After reading the geometry and boundary conditions, the flow simulation is executed. For large-scale simulations, it is impractical to write complete snapshots to the hard disks: a single snapshot can easily require several gigabytes. Due to the ever-growing size and complexity of computer simulations, new data-handling approaches are necessary. Indeed, the German Aerospace Centre (DLR) institutes in Cologne and Braunschweig explore innovative data-processing ideas within CRESTA. The fundamental idea is to enable the interactive inspection of a coarse data subset at runtime, which drastically decreases the amount of data to be transferred.
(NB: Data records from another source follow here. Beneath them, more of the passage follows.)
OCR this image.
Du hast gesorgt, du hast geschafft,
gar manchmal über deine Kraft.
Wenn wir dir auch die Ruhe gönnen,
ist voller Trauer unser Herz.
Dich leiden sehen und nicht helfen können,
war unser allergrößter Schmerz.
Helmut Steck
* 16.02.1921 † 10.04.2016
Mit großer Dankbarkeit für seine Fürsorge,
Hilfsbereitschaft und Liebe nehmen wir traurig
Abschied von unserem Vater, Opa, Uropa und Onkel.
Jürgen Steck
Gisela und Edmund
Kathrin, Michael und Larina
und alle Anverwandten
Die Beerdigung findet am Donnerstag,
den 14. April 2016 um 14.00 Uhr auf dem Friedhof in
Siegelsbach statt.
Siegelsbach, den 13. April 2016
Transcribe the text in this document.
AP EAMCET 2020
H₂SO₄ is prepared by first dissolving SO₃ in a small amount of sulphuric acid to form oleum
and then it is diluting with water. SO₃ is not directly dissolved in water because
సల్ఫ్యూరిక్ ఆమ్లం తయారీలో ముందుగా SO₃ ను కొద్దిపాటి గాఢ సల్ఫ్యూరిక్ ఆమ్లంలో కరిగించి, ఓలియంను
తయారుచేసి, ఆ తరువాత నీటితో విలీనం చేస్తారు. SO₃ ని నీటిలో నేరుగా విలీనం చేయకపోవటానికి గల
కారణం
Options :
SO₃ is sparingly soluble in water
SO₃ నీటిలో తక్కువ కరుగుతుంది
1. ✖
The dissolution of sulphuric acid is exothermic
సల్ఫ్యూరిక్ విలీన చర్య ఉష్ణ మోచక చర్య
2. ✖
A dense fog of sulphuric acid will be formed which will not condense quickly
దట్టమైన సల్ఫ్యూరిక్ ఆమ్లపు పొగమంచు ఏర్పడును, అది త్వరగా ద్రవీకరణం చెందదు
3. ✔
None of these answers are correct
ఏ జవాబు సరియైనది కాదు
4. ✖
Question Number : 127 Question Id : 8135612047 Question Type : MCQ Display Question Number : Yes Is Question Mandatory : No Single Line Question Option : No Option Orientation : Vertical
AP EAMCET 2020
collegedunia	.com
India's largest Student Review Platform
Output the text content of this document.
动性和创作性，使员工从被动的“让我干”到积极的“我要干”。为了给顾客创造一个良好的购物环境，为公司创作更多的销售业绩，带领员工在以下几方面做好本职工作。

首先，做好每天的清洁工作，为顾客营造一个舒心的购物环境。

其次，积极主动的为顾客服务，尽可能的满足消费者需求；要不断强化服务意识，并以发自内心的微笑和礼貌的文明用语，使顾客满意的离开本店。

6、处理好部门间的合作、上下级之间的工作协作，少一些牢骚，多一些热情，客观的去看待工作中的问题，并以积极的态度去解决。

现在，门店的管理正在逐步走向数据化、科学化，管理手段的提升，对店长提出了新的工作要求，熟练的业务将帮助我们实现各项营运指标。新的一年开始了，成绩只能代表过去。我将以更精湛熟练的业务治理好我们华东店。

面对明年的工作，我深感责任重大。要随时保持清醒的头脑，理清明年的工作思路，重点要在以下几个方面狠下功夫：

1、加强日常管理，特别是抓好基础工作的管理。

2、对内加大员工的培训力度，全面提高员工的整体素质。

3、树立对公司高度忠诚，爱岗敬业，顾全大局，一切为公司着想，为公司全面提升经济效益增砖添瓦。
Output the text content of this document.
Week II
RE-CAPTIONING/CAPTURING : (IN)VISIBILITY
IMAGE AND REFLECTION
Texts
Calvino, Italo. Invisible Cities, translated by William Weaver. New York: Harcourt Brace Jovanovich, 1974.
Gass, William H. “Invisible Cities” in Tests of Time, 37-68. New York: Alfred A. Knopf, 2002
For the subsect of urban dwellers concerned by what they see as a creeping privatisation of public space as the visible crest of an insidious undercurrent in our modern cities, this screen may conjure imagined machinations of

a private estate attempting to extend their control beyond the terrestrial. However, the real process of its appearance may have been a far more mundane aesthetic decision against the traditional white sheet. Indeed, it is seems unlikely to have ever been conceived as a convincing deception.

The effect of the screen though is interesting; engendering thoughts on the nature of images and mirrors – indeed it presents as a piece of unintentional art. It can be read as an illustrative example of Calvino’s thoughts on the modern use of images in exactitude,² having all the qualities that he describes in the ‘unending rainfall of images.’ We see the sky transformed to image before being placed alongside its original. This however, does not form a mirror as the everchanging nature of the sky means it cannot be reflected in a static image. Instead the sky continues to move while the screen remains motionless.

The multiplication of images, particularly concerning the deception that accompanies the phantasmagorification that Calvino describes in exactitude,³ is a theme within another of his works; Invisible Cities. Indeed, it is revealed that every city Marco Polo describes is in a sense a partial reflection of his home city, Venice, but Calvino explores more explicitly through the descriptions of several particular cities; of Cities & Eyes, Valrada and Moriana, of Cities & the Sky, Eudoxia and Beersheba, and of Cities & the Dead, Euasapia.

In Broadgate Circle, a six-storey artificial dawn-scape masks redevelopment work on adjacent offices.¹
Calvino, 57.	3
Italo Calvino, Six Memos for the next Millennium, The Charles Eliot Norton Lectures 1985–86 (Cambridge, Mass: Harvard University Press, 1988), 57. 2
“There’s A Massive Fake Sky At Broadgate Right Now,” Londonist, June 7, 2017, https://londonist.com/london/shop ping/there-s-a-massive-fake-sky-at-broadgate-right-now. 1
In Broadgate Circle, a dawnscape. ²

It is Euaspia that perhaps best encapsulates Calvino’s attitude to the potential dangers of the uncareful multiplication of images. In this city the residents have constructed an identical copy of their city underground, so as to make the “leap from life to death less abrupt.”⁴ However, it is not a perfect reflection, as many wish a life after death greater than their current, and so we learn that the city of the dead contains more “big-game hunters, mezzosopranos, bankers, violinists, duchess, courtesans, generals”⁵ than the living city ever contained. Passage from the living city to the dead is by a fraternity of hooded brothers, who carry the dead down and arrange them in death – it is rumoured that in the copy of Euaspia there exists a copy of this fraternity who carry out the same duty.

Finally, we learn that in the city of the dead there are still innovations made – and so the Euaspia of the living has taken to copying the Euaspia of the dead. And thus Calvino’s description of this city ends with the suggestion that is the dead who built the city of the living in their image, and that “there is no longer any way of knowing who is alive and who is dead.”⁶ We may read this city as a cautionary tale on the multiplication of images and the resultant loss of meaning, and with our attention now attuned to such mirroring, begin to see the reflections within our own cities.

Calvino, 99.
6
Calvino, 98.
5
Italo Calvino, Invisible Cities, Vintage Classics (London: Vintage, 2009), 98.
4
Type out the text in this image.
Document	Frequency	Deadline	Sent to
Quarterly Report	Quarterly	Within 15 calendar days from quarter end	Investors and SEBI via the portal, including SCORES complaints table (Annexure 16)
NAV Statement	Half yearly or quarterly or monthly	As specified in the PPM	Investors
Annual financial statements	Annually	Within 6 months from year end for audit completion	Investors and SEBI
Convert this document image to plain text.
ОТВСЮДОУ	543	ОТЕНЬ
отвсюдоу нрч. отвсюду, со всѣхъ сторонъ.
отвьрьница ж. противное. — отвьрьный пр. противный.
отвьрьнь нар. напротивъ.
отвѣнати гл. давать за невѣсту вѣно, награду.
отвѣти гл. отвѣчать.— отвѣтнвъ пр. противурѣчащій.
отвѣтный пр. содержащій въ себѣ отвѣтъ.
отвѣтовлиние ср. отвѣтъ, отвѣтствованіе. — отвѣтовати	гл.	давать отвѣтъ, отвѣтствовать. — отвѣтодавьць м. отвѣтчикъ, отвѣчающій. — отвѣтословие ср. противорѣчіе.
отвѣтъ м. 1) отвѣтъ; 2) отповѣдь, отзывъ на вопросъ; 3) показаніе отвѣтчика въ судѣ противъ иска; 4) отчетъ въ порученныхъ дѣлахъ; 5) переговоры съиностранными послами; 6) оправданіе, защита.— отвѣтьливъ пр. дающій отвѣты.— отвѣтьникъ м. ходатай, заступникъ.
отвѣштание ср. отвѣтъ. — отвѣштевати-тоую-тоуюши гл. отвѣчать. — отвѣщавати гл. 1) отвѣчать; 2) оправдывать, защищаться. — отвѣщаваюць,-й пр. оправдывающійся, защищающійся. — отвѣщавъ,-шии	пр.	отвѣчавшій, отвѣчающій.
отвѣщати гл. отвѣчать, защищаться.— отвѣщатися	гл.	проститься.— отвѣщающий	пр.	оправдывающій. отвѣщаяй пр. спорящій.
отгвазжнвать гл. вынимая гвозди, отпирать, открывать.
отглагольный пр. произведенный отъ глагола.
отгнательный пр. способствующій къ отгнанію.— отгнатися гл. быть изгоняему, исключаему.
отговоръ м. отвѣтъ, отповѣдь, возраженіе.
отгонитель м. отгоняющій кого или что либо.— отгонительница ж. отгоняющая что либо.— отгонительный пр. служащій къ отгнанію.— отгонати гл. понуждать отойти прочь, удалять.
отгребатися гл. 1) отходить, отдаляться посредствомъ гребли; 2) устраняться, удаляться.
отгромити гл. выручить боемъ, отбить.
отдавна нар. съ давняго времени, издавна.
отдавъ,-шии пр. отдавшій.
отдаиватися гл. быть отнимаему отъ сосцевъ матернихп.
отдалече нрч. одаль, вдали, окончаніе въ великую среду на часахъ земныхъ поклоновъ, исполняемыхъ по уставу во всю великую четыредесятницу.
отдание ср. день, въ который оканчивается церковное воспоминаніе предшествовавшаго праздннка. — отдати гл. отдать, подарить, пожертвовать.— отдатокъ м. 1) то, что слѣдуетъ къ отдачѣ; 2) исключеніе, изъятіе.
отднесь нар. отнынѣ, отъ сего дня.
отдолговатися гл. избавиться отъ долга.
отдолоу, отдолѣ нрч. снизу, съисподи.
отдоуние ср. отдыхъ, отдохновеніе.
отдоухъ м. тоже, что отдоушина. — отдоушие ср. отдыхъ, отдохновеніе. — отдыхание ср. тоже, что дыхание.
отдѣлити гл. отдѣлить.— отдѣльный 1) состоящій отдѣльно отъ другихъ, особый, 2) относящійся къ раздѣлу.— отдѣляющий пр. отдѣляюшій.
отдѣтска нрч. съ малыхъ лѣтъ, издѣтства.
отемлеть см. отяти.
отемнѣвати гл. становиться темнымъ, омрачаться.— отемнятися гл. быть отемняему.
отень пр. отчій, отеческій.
In the future, the user will be able to select regions of particular interest and request highly resolved snapshots of these. The HemeLB Steering Client for remote connections receives real-time visualisations of the simulation and allows the user to define which data to visualise (e.g., streamlines, wall stresses, or pressure distributions). An advantage of this approach is that both the computation and visualisation are executed on the same machine and share the same data and resources, producing data quickly and in real-time.
There are several ideas for enhancing the efficiency and physical relevance of HemeLB in the future. In order to increase the computational performance and to eventually approach exascale capability, EPCC is working on a hybrid parallelisation using GPUs and OpenMP. It is also possible to apply steering not only to the visualisation pipeline, but also to the simulation itself. This way, simulation parameters could be changed at runtime to investigate different scenarios without performing a restart. There are additional model components planned, including magnetic microparticles (targeted drug delivery for cancer treatment), vascular remodelling (predicting effects of flow on aneurysm formation), and a coupling to coarse-grained circulation models (improving estimates of the inlet/outlet pressure conditions). The latter multiscale project overlaps with the scope of the MAPPER (Multiscale APPlications on European e-infRastructures) project. The ultimate goal of the HemeLB project is to reach a state where the entire workflow between patient scan and assessment of the simulation results is automatised and takes no longer than one hour which is the typical time-scale on which physicians have to make decisions about to procedures with the patient on the operating table. CRESTA provides the optimal environment to approach this ambitious aim.